Indonesia sudah tinggal nama, Nak! 

Indonesia sudah hilang dari bumi pertiwi ini.

Carilah Indonesia di penjuru negeri ini, maka yang kau dapat hanya penyesalan.

Orang tidak lagi bangga dengan negeri ini.Kebanggan mereka hanya pada urusan perut. Asal hidup dan bisa makan, sudah cukup.

Aku tahu suatu saat Indonesia ini tidak akan tersisa.

Karena itu aku tidak mau negeri tercinta ini hilang, Nak!

Makanya kau kunamai Indonesia.

Nama itu sekedar pengingat agar kau dan teman-temanmu tahu bahwa Indonesia masih ada. 

Bahwa kau dan teman-teman sebayamu tahu negeri ini lahir dari orang-orang hebat di masa lalu. 

Syukur-syukur kau dan teman-temanmu dapat meneruskan perjuangan pendahulumu menuju kejayaan bangsa ini.

Aku tidak berharap banyak darimu, Nak!

Harapanku hanya satu, bahwa kau bisa terus menjadi penjaga surga kami kelak.

Doa yang kau panjatkan nantinya bisa membawa kami menuju surgaNya.

Pernah kami merasakan surga itu (saat kau lahir).
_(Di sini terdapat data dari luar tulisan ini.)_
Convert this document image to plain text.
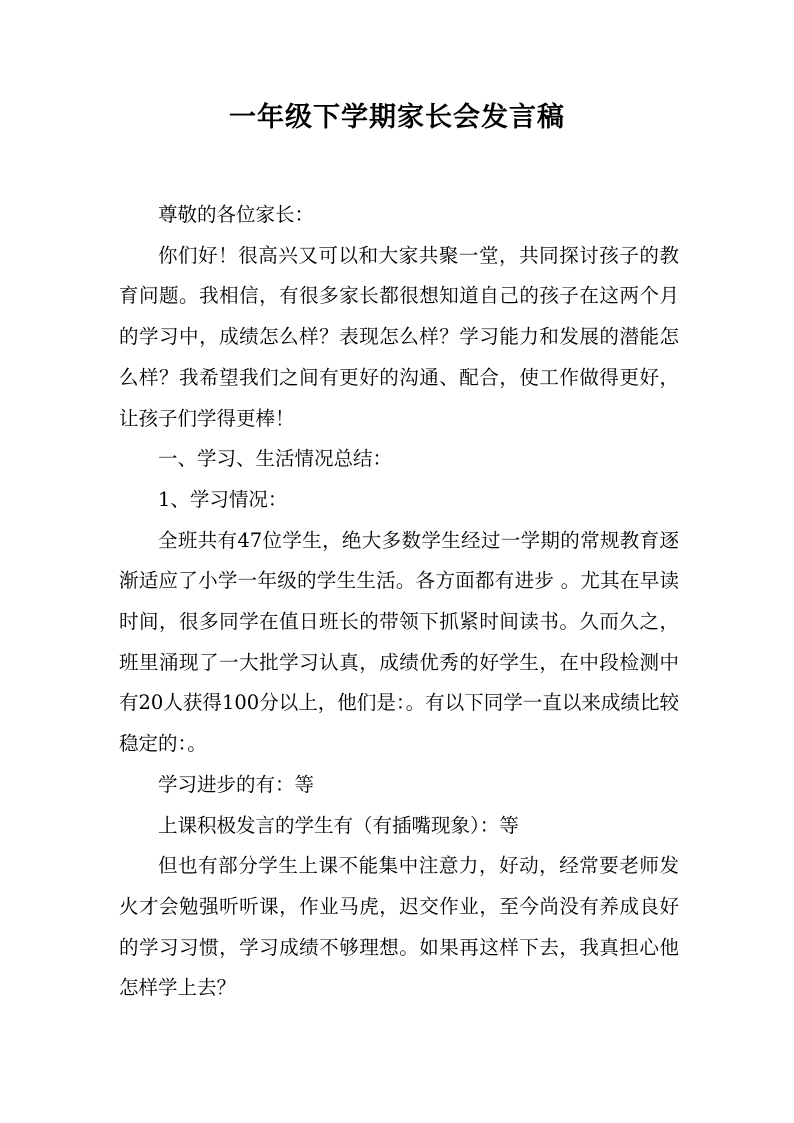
一年级下学期家长会发言稿

尊敬的各位家长：

你们好！很高兴又可以和大家共聚一堂，共同探讨孩子的教育问题。我相信，有很多家长都很想知道自己的孩子在这两个月的学习中，成绩怎么样？表现怎么样？学习能力和发展的潜能怎么样？我希望我们之间有更好的沟通、配合，使工作做得更好，让孩子们学得更棒！

一、学习、生活情况总结：

1、学习情况：

全班共有47位学生，绝大多数学生经过一学期的常规教育逐渐适应了小学一年级的学生生活。各方面都有进步 。尤其在早读时间，很多同学在值日班长的带领下抓紧时间读书。久而久之，班里涌现了一大批学习认真，成绩优秀的好学生，在中段检测中有20人获得100分以上，他们是：。有以下同学一直以来成绩比较稳定的：。

学习进步的有：等

上课积极发言的学生有（有插嘴现象）：等

但也有部分学生上课不能集中注意力，好动，经常要老师发火才会勉强听听课，作业马虎，迟交作业，至今尚没有养成良好的学习习惯，学习成绩不够理想。如果再这样下去，我真担心他怎样学上去？
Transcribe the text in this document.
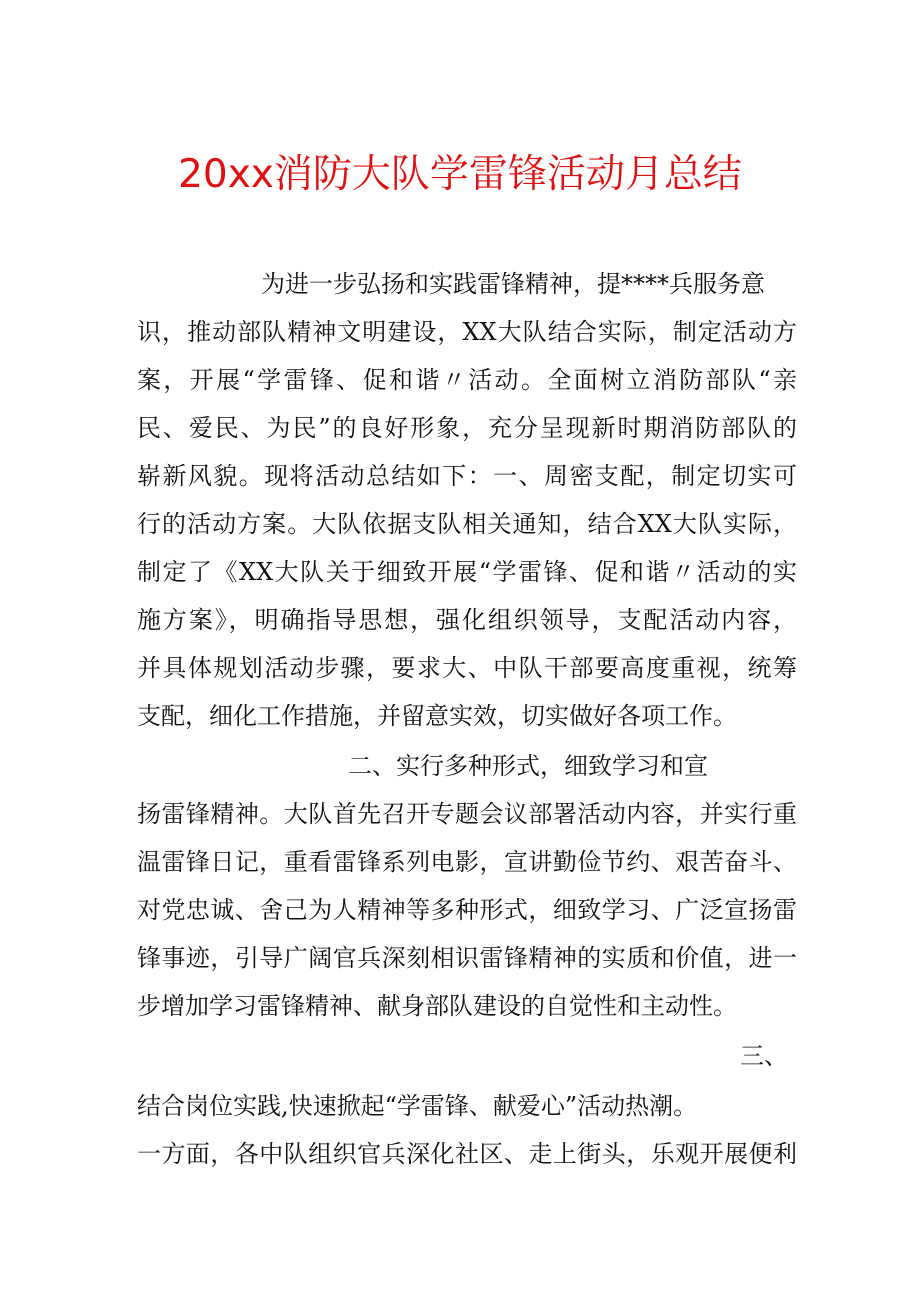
20xx消防大队学雷锋活动月总结
为进一步弘扬和实践雷锋精神，提****兵服务意
识，推动部队精神文明建设，XX大队结合实际，制定活动方
案，开展“学雷锋、促和谐〃活动。全面树立消防部队“亲
民、爱民、为民”的良好形象，充分呈现新时期消防部队的
崭新风貌。现将活动总结如下：一、周密支配，制定切实可
行的活动方案。大队依据支队相关通知，结合XX大队实际，
制定了《XX大队关于细致开展“学雷锋、促和谐〃活动的实
施方案》，明确指导思想，强化组织领导，支配活动内容，
并具体规划活动步骤，要求大、中队干部要高度重视，统筹
支配，细化工作措施，并留意实效，切实做好各项工作。
二、实行多种形式，细致学习和宣
扬雷锋精神。大队首先召开专题会议部署活动内容，并实行重
温雷锋日记，重看雷锋系列电影，宣讲勤俭节约、艰苦奋斗、
对党忠诚、舍己为人精神等多种形式，细致学习、广泛宣扬雷
锋事迹，引导广阔官兵深刻相识雷锋精神的实质和价值，进一
步增加学习雷锋精神、献身部队建设的自觉性和主动性。
三、
结合岗位实践,快速掀起“学雷锋、献爱心”活动热潮。
一方面，各中队组织官兵深化社区、走上街头，乐观开展便利
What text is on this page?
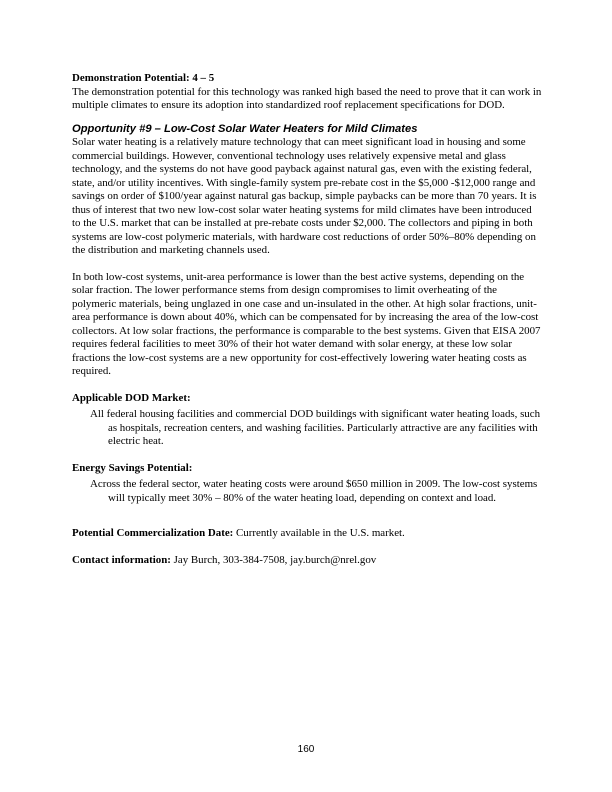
Demonstration Potential: 4 – 5

The demonstration potential for this technology was ranked high based the need to prove that it can work in multiple climates to ensure its adoption into standardized roof replacement specifications for DOD.

Opportunity #9 – Low-Cost Solar Water Heaters for Mild Climates

Solar water heating is a relatively mature technology that can meet significant load in housing and some commercial buildings. However, conventional technology uses relatively expensive metal and glass technology, and the systems do not have good payback against natural gas, even with the existing federal, state, and/or utility incentives. With single-family system pre-rebate cost in the $5,000 -$12,000 range and savings on order of $100/year against natural gas backup, simple paybacks can be more than 70 years. It is thus of interest that two new low-cost solar water heating systems for mild climates have been introduced to the U.S. market that can be installed at pre-rebate costs under $2,000. The collectors and piping in both systems are low-cost polymeric materials, with hardware cost reductions of order 50%–80% depending on the distribution and marketing channels used.

In both low-cost systems, unit-area performance is lower than the best active systems, depending on the solar fraction. The lower performance stems from design compromises to limit overheating of the polymeric materials, being unglazed in one case and un-insulated in the other. At high solar fractions, unit-area performance is down about 40%, which can be compensated for by increasing the area of the low-cost collectors. At low solar fractions, the performance is comparable to the best systems. Given that EISA 2007 requires federal facilities to meet 30% of their hot water demand with solar energy, at these low solar fractions the low-cost systems are a new opportunity for cost-effectively lowering water heating costs as required.

Applicable DOD Market:

All federal housing facilities and commercial DOD buildings with significant water heating loads, such as hospitals, recreation centers, and washing facilities. Particularly attractive are any facilities with electric heat.

Energy Savings Potential:

Across the federal sector, water heating costs were around $650 million in 2009. The low-cost systems will typically meet 30% – 80% of the water heating load, depending on context and load.

Potential Commercialization Date: Currently available in the U.S. market.

Contact information: Jay Burch, 303-384-7508, jay.burch@nrel.gov

160
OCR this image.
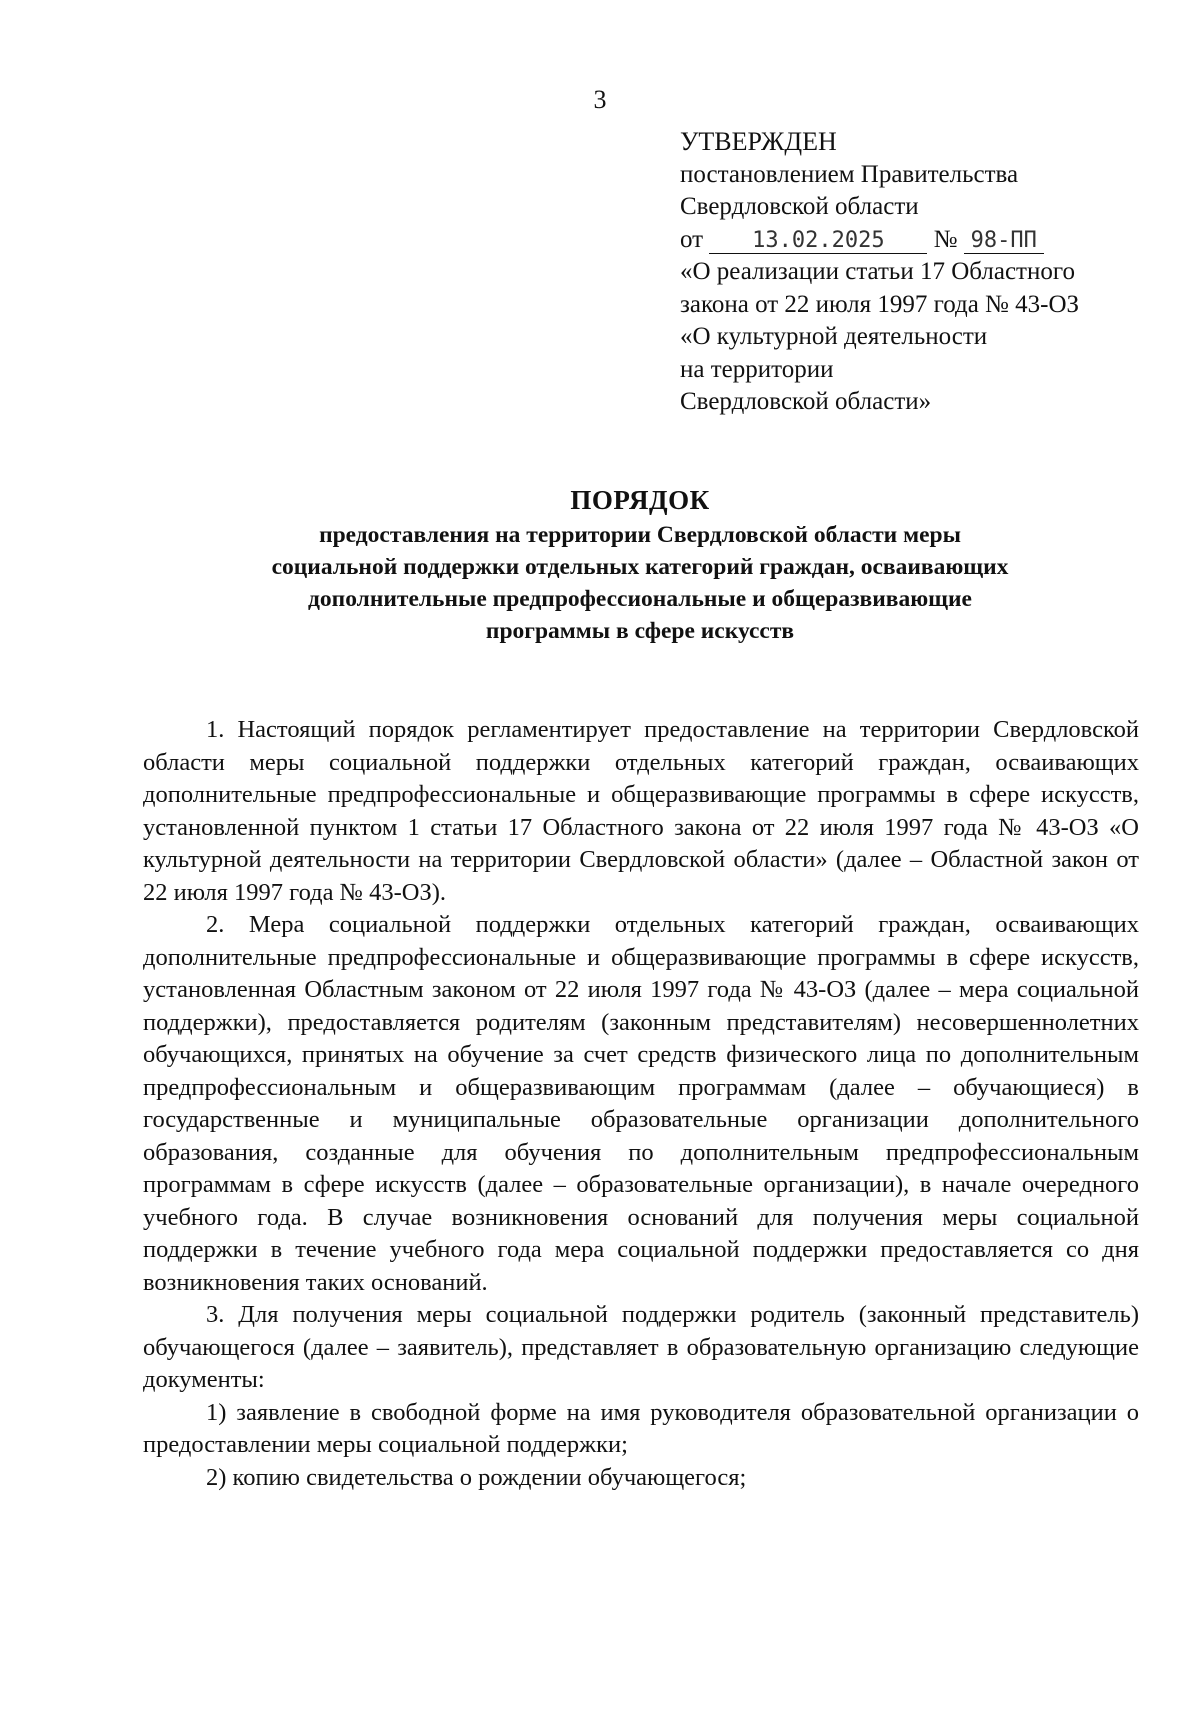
3
УТВЕРЖДЕН
постановлением Правительства
Свердловской области
от 13.02.2025 № 98-ПП
«О реализации статьи 17 Областного
закона от 22 июля 1997 года № 43-ОЗ
«О культурной деятельности
на территории
Свердловской области»
ПОРЯДОК
предоставления на территории Свердловской области меры
социальной поддержки отдельных категорий граждан, осваивающих
дополнительные предпрофессиональные и общеразвивающие
программы в сфере искусств

1. Настоящий порядок регламентирует предоставление на территории Свердловской области меры социальной поддержки отдельных категорий граждан, осваивающих дополнительные предпрофессиональные и общеразвивающие программы в сфере искусств, установленной пунктом 1 статьи 17 Областного закона от 22 июля 1997 года № 43-ОЗ «О культурной деятельности на территории Свердловской области» (далее – Областной закон от 22 июля 1997 года № 43-ОЗ).

2. Мера социальной поддержки отдельных категорий граждан, осваивающих дополнительные предпрофессиональные и общеразвивающие программы в сфере искусств, установленная Областным законом от 22 июля 1997 года № 43-ОЗ (далее – мера социальной поддержки), предоставляется родителям (законным представителям) несовершеннолетних обучающихся, принятых на обучение за счет средств физического лица по дополнительным предпрофессиональным и общеразвивающим программам (далее – обучающиеся) в государственные и муниципальные образовательные организации дополнительного образования, созданные для обучения по дополнительным предпрофессиональным программам в сфере искусств (далее – образовательные организации), в начале очередного учебного года. В случае возникновения оснований для получения меры социальной поддержки в течение учебного года мера социальной поддержки предоставляется со дня возникновения таких оснований.

3. Для получения меры социальной поддержки родитель (законный представитель) обучающегося (далее – заявитель), представляет в образовательную организацию следующие документы:

1) заявление в свободной форме на имя руководителя образовательной организации о предоставлении меры социальной поддержки;

2) копию свидетельства о рождении обучающегося;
Dan kami pun ingin lagi mencicipnya.

Tapi sebelum itu terwujud, Nak, kuberitahu kau satu hal.

Doa yang diterima itu adalah doa yang hambaNya senantiasa ingat kepada Allah.

Bagaimana kau bisa ingat Allah, Nak! 

Hanya satu caranya, yaitu sholat.

Tidak ada warisan yang bisa kuturunkan padamu. Tapi satu hal yang diajarkan ayahku padaku yang sekarang mau kusampaikan padamu.

Jadilah orang jujur di mana pun kau berada.

Ayahku adalah orang jujur sedunia, dan itu yang diwariskan padaku. Dan aku ingin kau mewarisinya.

Nah anakku Nesia, selamat ulang tahun buatmu. 

Semoga renungan ini bisa membawa manfaat untukmu dan teman-temanmu.